Há dois dias Ministra disse que IGAI não tem vocação ou meios para inquérito e que não é bom provocar respostas precipitadas

"Estamos a coligir toda a informação disponível e isso implica muito cruzamento de informação sobre o real funcionamento da rede SIRESP", respondia a ministra da Administração Interna na entrevista ao DN/TSF publicada domingo, quando questionada sobre a necessidade de uma investigação aprofundada ao sistema de comunicações de emergência. Para isso, dizia, era preciso cruzar toda a informação. E "a IGAI não tem a vocação e nem tem sequer os meios para fazer um inquérito exaustivo a tudo o que se passou naquela ocorrência que envolve muitas entidades que não são só da tutela do MAI". Por outro lado, acrescentava, lançar inquéritos quando é preciso, "com seriedade, analisar, cruzar, e isso tudo tem o seu tempo e não podemos ter conclusões precipitadas", não é positivo. "As coisas têm o seu tempo", concluía a ministra.

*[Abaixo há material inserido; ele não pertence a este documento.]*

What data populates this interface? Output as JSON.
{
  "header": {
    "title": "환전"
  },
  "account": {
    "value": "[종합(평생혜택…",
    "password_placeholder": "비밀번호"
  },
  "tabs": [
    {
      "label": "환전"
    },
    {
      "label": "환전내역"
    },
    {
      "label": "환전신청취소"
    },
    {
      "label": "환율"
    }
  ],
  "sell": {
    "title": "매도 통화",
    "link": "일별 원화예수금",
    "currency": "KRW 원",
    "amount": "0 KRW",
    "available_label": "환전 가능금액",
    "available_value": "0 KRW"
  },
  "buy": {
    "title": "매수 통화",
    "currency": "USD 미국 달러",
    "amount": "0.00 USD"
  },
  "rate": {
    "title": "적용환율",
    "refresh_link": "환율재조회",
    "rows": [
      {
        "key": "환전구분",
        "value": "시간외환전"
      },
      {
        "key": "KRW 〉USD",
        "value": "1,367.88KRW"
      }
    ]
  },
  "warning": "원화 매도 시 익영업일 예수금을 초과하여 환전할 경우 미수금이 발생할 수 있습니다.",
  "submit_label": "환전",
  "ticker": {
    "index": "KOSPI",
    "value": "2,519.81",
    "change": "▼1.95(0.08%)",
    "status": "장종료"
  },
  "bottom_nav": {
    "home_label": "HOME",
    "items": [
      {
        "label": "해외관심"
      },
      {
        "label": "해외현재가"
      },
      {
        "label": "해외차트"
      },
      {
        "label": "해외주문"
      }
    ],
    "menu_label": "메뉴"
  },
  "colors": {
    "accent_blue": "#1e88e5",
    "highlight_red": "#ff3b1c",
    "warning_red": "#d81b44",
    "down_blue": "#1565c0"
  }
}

Ontem, porém, determinou um estudo independente ao funcionamento do Sistema Integrado de Redes de Emergência e Segurança de Portugal e uma auditoria à secretaria-geral da Administração Interna (SGAI). Num comunicado com o título "MAI exige respostas rigorosas ao funcionamento do SIRESP", lê-se que o estudo sobre o funcionamento deste sistema "em geral, e em situações de acidente grave ou catástrofe, em particular" será feito pelo Instituto de Telecomunicações e a auditoria à SGAI pela Inspeção-Geral da Administração Interna, num prazo de 30 dias, e visa aquela entidade enquanto gestora do SIRESP, das obrigações legal e contratualmente estabelecidas, designadamente ao nível da gestão, manutenção e fiscalização.

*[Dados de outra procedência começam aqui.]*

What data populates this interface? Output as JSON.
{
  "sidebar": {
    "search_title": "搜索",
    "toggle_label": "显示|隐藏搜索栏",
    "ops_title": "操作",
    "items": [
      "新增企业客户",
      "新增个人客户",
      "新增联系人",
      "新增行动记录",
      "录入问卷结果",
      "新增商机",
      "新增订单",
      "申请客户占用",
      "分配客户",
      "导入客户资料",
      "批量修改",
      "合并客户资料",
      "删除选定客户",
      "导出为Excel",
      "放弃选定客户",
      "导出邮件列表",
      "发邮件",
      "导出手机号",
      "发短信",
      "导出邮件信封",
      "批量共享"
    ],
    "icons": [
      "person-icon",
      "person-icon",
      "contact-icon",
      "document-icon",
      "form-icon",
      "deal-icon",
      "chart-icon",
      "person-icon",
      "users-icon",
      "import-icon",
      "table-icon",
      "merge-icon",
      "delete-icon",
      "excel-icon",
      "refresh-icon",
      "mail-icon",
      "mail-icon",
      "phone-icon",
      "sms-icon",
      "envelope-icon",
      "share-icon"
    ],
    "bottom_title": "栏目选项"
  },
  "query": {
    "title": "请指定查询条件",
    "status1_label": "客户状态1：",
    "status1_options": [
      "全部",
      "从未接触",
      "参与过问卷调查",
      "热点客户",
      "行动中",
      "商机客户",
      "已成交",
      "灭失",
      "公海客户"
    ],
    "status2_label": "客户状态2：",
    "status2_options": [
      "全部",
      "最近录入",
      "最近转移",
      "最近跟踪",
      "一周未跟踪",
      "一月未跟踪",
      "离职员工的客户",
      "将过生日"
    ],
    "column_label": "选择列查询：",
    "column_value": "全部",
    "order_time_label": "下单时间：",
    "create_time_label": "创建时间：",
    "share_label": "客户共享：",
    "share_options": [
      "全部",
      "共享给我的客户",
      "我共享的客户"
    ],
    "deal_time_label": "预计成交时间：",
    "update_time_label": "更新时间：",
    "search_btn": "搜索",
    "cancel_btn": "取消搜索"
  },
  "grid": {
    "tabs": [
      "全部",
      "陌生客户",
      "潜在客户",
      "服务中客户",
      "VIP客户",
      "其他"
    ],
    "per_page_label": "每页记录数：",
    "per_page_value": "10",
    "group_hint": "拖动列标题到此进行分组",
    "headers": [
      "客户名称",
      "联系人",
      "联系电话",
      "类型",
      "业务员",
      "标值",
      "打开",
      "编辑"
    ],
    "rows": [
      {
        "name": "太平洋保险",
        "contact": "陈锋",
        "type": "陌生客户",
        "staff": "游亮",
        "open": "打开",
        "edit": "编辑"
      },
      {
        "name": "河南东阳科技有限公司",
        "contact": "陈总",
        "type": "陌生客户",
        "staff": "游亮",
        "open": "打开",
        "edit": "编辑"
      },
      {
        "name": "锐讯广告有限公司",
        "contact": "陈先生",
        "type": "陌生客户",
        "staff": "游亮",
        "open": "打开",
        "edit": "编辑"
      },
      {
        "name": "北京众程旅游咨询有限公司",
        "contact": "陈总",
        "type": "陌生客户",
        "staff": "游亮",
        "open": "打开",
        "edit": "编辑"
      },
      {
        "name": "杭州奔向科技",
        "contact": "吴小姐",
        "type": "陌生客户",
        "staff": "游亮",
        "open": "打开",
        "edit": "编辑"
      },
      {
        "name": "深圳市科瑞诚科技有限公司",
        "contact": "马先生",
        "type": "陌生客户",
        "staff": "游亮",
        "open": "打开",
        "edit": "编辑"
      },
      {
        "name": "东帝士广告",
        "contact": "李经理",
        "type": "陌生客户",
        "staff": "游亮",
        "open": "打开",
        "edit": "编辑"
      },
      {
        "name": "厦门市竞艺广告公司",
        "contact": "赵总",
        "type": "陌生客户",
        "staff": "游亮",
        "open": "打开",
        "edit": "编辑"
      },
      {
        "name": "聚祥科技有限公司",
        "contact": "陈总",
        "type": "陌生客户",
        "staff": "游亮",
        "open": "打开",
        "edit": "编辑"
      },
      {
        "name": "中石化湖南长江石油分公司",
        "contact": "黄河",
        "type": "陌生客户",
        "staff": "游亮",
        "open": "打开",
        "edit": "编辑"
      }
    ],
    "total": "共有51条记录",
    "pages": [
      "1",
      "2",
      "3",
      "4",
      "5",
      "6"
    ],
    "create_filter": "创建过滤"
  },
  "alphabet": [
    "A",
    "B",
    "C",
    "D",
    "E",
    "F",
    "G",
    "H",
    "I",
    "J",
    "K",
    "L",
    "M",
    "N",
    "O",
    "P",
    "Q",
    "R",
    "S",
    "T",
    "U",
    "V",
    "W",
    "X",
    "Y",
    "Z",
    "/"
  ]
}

No comunicado Constança Urbano de Sousa adianta que determinou estes procedimentos após "informações de carácter técnico operacional coligidas" e tendo em conta que "foram reportadas dificuldades na utilização" do SIRESP.

O estudo do Instituto de Telecomunicações deverá identificar, do ponto de vista técnico, "eventuais constrangimentos e propor possíveis medidas que possam garantir que o SIRESP responde às necessidades para o qual foi criado, tendo em consideração as melhores e mais recentes práticas internacionais."